Optei por desfolhar, num bem-me-quer ou mal-me-quer, uma margarida diante de Deus.
Ele não gostou do meu olhar de soslaio.
E eu, que gosto de me equilibrar no limiar do desconhecido, caminhei descalça no fio da lâmina e lhe perguntei: Por que não?
Ele não respondeu e aguardou.
Aquele silêncio onipotente me irritou, aquela condescendência aos que não sabem o que estão fazendo me irritou mais.
Sem pensar em consequências, desequilibrada aos seus olhos, me mantive na ponta da arma empunhada por ele, olhei bem nos seus olhos e bradei:
-Eu tinha apenas seis anos e você me pregou naquela foto de família, pelos ombros, com percevejos.
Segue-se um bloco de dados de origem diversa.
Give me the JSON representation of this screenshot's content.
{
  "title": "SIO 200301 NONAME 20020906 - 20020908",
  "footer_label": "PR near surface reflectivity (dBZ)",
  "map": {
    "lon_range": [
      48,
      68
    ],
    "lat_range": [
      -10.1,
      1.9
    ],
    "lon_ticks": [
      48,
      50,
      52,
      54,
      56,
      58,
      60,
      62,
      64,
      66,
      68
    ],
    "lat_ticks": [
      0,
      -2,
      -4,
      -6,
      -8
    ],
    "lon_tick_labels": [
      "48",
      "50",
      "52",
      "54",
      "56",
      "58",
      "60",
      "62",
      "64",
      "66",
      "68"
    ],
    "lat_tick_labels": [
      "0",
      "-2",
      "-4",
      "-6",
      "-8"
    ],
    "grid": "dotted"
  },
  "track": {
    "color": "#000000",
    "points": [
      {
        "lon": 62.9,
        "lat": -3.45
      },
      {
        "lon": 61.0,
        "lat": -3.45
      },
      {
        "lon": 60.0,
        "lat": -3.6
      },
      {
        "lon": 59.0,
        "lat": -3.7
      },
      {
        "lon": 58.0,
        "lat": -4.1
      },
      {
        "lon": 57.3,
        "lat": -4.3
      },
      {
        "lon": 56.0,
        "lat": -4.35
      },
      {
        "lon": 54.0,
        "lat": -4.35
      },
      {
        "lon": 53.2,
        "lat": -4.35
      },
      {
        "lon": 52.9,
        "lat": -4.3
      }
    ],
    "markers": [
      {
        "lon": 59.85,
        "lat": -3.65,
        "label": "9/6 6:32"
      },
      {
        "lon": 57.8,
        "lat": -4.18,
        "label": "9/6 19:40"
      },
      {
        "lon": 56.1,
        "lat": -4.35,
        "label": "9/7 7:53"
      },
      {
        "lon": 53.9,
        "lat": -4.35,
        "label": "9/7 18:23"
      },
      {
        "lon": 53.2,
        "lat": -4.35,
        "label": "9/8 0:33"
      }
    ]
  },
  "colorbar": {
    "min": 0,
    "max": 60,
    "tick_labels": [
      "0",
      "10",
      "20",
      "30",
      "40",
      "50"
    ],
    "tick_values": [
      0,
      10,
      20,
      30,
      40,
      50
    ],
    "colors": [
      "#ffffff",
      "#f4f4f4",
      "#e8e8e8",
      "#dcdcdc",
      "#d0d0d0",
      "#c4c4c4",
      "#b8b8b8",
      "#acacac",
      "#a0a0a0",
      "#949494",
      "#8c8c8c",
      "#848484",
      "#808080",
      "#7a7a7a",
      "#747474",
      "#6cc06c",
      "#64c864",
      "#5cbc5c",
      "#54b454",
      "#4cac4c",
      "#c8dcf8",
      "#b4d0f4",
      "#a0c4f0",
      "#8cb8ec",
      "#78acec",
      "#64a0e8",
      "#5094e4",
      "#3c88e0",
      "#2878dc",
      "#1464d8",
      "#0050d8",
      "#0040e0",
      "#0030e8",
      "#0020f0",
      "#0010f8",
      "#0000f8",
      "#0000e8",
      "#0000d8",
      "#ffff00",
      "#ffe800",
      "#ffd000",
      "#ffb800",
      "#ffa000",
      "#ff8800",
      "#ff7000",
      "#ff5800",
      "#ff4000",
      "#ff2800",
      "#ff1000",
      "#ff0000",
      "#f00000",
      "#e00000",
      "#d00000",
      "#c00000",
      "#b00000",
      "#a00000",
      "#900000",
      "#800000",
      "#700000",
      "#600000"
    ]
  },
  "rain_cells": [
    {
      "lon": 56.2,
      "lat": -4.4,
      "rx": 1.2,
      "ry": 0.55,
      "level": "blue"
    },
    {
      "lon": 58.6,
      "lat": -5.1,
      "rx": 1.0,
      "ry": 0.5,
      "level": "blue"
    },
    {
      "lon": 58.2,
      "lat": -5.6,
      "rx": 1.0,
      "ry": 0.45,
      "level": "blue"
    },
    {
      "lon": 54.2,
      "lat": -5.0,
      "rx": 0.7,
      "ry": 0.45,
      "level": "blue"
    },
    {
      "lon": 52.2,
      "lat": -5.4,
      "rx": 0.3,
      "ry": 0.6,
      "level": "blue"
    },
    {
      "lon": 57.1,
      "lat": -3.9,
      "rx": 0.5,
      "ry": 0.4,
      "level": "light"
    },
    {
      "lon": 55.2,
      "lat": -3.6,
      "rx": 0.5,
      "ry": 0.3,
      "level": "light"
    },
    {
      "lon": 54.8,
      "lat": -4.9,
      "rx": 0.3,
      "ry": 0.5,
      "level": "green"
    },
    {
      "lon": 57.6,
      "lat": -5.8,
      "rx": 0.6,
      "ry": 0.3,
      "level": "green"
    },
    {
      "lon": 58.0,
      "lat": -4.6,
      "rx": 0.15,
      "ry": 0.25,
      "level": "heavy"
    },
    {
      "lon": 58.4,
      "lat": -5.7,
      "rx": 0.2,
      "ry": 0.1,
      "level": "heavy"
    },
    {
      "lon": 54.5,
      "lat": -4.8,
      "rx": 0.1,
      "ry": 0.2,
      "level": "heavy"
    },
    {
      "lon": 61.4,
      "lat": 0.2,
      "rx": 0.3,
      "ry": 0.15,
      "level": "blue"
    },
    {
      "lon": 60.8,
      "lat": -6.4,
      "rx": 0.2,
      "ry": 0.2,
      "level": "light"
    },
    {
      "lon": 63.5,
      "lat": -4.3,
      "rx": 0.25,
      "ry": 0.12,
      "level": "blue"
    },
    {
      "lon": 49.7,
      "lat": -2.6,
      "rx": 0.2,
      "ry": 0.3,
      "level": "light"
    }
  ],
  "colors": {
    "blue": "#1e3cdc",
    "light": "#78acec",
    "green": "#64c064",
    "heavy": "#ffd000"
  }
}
Seu silêncio ecoava sentencioso.
Bradei mais.
A cada tentativa de me livrar, sangrei.
Não foram poucas as vezes que me agitei, numa recusa tão descontrolada que, quanto mais recusava, mais sangrava.
Por vezes, sangrava tanto que desfalecia, como quem morre sem desejar ressurreição.
Passado algum tempo, recobrava a consciência e me entregava de novo à cura, mais por cansaço do que por resignação.
Chegava a dizer, num fio de voz:
-Livrai-nos dos nossos inimigos.
E aguardava por outro acumular e outro jorrar.
Foram várias as passagens.
Não marquei batentes das portas de casebres de primogênitos, escorri no porta-retrato.